As with everything in life, there’s certainly a right way and a wrong way to do things. Unfortunately, when it comes to house insulation, many homes are done the wrong way. Getting it right can have huge benefits to your home. Firstly, your air conditioning units, heaters and fans don’t need to work as hard if your home is well insulated. This means less drain on your energy bill.
Furthermore, insulation with good acoustic performance can also act as a sound barrier. This means when the kids are asleep, you can still watch your movies at an audible level! To get maximum efficiency from your home’s insulation, here’s what to consider for your roof, wall and floor insulation.
Ceiling insulation is so important, especially considering the amount of heat that can be drawn in by your roof. If you want to stop that heat getting into your house, insulation is essential. Likewise, you don’t want warm air escaping into your roof during winter.
Firstly, choose the appropriate type of insulation. Roof insulation should have an ‘R’ rating between 2.5-6.0. This is the batt’s resistance to heat loss. Also, you need to pay special attention to vents, chimneys and exhaust fans. The areas around these should be insulated as well as the base of the roof cavity.

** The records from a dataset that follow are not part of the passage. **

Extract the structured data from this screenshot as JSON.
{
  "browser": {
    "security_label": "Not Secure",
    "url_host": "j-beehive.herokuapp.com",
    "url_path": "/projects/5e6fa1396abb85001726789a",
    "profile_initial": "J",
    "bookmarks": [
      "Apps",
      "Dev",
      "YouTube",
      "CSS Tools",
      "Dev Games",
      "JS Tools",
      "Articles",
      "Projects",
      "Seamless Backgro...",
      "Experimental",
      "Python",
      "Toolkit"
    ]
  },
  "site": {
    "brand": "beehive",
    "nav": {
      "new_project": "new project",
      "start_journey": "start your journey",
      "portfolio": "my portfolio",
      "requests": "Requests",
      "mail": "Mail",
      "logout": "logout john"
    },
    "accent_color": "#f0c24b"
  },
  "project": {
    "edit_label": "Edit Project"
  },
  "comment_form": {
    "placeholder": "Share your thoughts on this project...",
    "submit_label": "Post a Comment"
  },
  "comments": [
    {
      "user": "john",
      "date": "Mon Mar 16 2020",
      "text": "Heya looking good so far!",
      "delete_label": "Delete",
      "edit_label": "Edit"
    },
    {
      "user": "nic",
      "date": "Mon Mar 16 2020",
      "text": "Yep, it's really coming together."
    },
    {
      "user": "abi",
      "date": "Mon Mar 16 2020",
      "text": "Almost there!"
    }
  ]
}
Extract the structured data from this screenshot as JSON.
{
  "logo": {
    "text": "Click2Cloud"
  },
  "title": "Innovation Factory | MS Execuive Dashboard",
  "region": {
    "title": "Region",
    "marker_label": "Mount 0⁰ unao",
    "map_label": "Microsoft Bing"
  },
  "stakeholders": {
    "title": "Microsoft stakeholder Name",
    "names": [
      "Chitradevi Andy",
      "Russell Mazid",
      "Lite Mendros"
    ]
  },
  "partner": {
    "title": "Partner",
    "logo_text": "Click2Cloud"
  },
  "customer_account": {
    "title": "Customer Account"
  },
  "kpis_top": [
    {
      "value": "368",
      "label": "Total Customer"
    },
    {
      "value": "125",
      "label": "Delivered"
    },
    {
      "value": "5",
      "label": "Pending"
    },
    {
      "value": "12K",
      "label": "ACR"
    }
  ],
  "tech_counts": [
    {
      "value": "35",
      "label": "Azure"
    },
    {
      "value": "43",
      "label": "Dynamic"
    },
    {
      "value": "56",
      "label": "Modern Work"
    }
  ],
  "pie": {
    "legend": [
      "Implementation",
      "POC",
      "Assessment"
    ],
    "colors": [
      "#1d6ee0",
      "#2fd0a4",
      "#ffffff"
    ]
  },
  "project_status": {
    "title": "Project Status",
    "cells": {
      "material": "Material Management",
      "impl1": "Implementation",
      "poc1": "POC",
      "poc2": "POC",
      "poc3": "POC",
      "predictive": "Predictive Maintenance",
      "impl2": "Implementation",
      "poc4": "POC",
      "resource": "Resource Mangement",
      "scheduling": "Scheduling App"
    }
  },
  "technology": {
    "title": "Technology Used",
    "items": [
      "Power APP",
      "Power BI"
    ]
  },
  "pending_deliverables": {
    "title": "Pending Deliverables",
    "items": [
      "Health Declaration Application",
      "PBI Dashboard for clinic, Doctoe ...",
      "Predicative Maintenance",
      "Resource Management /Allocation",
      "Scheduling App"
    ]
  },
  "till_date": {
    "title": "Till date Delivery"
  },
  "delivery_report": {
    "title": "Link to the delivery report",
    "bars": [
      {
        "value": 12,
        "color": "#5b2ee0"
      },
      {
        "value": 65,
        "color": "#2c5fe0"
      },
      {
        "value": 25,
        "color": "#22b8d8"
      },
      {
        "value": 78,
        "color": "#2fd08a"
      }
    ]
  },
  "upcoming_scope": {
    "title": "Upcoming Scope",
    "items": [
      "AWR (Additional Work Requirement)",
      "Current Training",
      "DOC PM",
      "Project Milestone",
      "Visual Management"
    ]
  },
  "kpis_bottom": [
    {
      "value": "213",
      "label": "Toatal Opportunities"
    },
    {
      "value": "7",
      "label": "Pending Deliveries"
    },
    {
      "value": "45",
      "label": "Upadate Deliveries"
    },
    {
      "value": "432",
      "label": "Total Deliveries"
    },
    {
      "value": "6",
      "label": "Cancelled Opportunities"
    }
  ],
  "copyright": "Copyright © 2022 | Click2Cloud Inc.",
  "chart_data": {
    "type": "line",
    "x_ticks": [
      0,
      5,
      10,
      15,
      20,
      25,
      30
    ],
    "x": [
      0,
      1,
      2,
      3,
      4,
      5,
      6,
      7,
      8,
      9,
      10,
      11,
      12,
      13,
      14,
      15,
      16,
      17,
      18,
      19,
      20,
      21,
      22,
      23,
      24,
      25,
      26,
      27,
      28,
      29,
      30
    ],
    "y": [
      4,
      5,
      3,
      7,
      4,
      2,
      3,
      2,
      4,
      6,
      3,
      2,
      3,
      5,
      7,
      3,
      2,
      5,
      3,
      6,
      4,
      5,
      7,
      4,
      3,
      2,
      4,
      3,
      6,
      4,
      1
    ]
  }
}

Also, don’t forget to allow ventilation in your roof cavity to avoid moisture problems.
Insulating Your Walls
External walls are often already insulated, but it isn’t always the case. If yours are not, you should certainly consider it. Likewise, internal walls need insulation. This also offers a level of soundproofing throughout the home.
In existing homes it’s difficult to access your wall cavities. As a result, you may like to consider blow-in insulation. This reasonably non-invasive method is terrific for those who don’t want to tear down walls. A special machine is used to blow insulation through small holes in the wall.
The ‘R’ rating for wall insulation should ideally be between 1.5 – 2.7.
Floor insulation is important, particularly in homes that don’t have a lot of carpet. Carpet in a home often has a noise-cancelling effect. For example, walking through a carpeted house with shoes is much quieter than stomping around on timber floors. However, a lot of that ‘walking noise’ can actually be absorbed with effective insulation.
Likewise, whether you have carpet or not, additional insulation in your floors is also a good idea for temperature control.
When choosing floor insulation, it’s important to get the thickness right. We’ve spoken about the resistance to heat loss, or the ‘R’ rating before, and for floors it should be R-1.7.
Choose Quality Insulation
No matter what part of the house you’re insulating, quality products are essential. Look for reputable suppliers who offer the following:
- Insulation for high thermal performance
- Provide quality sound absorption
- Non-combustible for additional fire safety
Insulation is an investment, and as such, you want your products to be effective. If you’re not sure about what to buy, always seek help from a trusted local expert.